Taavi Kupper, who currently heads the unit, says that while Estonia’s information systems and e-services are highly secure, the environment is constantly changing.
‘New threats require continuous adaptation. In the coming years, CERT-EE will need to invest even more in strengthening international cooperation and partnerships, as cybersecurity is a collective task on a global scale,’ Kupper says, adding that the team is ready to confront new and evolving threats.
The future also points to a more proactive, data-driven approach.
‘If today the focus is on blocking cyber incidents and attacks, then going forward, CERT-EE will play an increasingly important role in data-driven analysis and prevention.
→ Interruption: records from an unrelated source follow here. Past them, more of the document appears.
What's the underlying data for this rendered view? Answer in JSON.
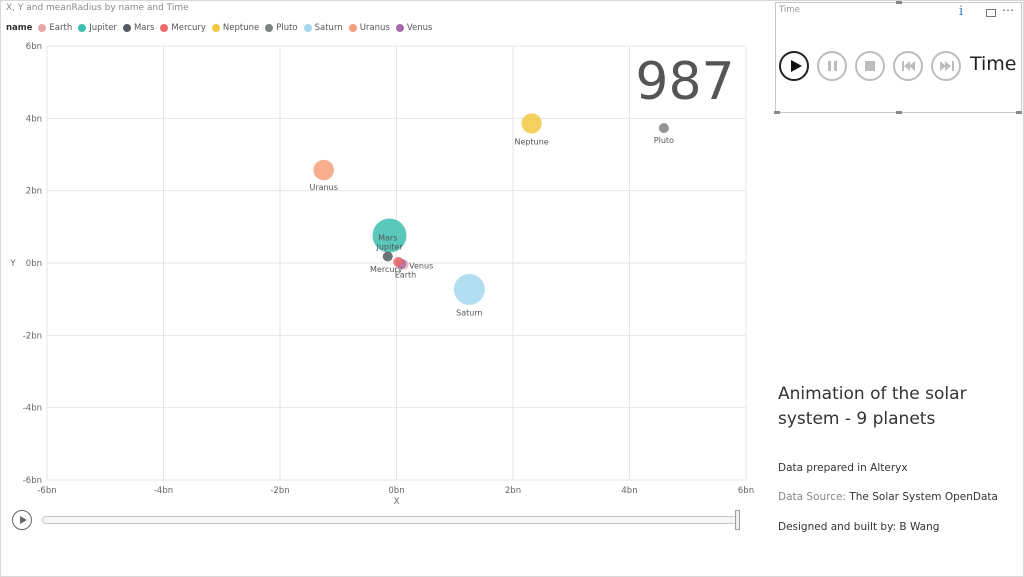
{
  "chart_title": "X, Y and meanRadius by name and Time",
  "legend": {
    "title": "name",
    "items": [
      {
        "name": "Earth",
        "color": "#E8A9A9"
      },
      {
        "name": "Jupiter",
        "color": "#3DBFB0"
      },
      {
        "name": "Mars",
        "color": "#555B5F"
      },
      {
        "name": "Mercury",
        "color": "#E96A6A"
      },
      {
        "name": "Neptune",
        "color": "#F2C843"
      },
      {
        "name": "Pluto",
        "color": "#7D8484"
      },
      {
        "name": "Saturn",
        "color": "#A3D9EE"
      },
      {
        "name": "Uranus",
        "color": "#F4A07A"
      },
      {
        "name": "Venus",
        "color": "#A56BA8"
      }
    ]
  },
  "chart_data": {
    "type": "scatter",
    "title": "X, Y and meanRadius by name and Time",
    "xlabel": "X",
    "ylabel": "Y",
    "xlim": [
      -6,
      6
    ],
    "ylim": [
      -6,
      6
    ],
    "xticks": [
      -6,
      -4,
      -2,
      0,
      2,
      4,
      6
    ],
    "yticks": [
      -6,
      -4,
      -2,
      0,
      2,
      4,
      6
    ],
    "xtick_labels": [
      "-6bn",
      "-4bn",
      "-2bn",
      "0bn",
      "2bn",
      "4bn",
      "6bn"
    ],
    "ytick_labels": [
      "-6bn",
      "-4bn",
      "-2bn",
      "0bn",
      "2bn",
      "4bn",
      "6bn"
    ],
    "grid": true,
    "legend_position": "top-left",
    "points": [
      {
        "name": "Jupiter",
        "x": -0.12,
        "y": 0.76,
        "r": 69911
      },
      {
        "name": "Saturn",
        "x": 1.25,
        "y": -0.73,
        "r": 58232
      },
      {
        "name": "Uranus",
        "x": -1.25,
        "y": 2.57,
        "r": 25362
      },
      {
        "name": "Neptune",
        "x": 2.32,
        "y": 3.86,
        "r": 24622
      },
      {
        "name": "Earth",
        "x": 0.12,
        "y": -0.04,
        "r": 6371
      },
      {
        "name": "Venus",
        "x": 0.08,
        "y": -0.02,
        "r": 6052
      },
      {
        "name": "Mars",
        "x": -0.15,
        "y": 0.18,
        "r": 3390
      },
      {
        "name": "Mercury",
        "x": 0.03,
        "y": 0.03,
        "r": 2440
      },
      {
        "name": "Pluto",
        "x": 4.59,
        "y": 3.73,
        "r": 1188
      }
    ]
  },
  "current_time": "987",
  "time_slicer": {
    "title": "Time",
    "info_icon": "info-icon",
    "label": "Time"
  },
  "info": {
    "title": "Animation of the solar system - 9 planets",
    "prepared": "Data prepared in Alteryx",
    "source_label": "Data Source:",
    "source_value": "The Solar System OpenData",
    "designed": "Designed and built by: B Wang"
  }
}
New technologies, such as machine learning and artificial intelligence, enable faster analysis of system behaviour and the detection of even the most complex and covert attack patterns. One thing is certain: CERT-EE has been, and will continue to be, one of the pillars of Estonia’s cybersecurity,’ Kupper said.
We do not settle for yesterday’s standards
Over two decades, CERT-EE has grown into a trusted and credible actor that protects Estonia’s digital ecosystem – from individual citizens to the state’s critical infrastructure. National information security capabilities have strengthened, but as strong and independent teams multiply, the role of a central coordinator becomes increasingly important. Cyber resilience does not emerge from isolated efforts but from well-organised cooperation.
‘If CERT-EE has proven anything over the past 20 years, it is that Estonia’s digital state endures because we do not settle for yesterday’s standards,’ says CERT-EE’s head, Taavi Kupper. ‘The team continues with the same sense of responsibility, commitment and purpose to ensure that Estonia’s digital state remains trustworthy – not only today but also tomorrow.’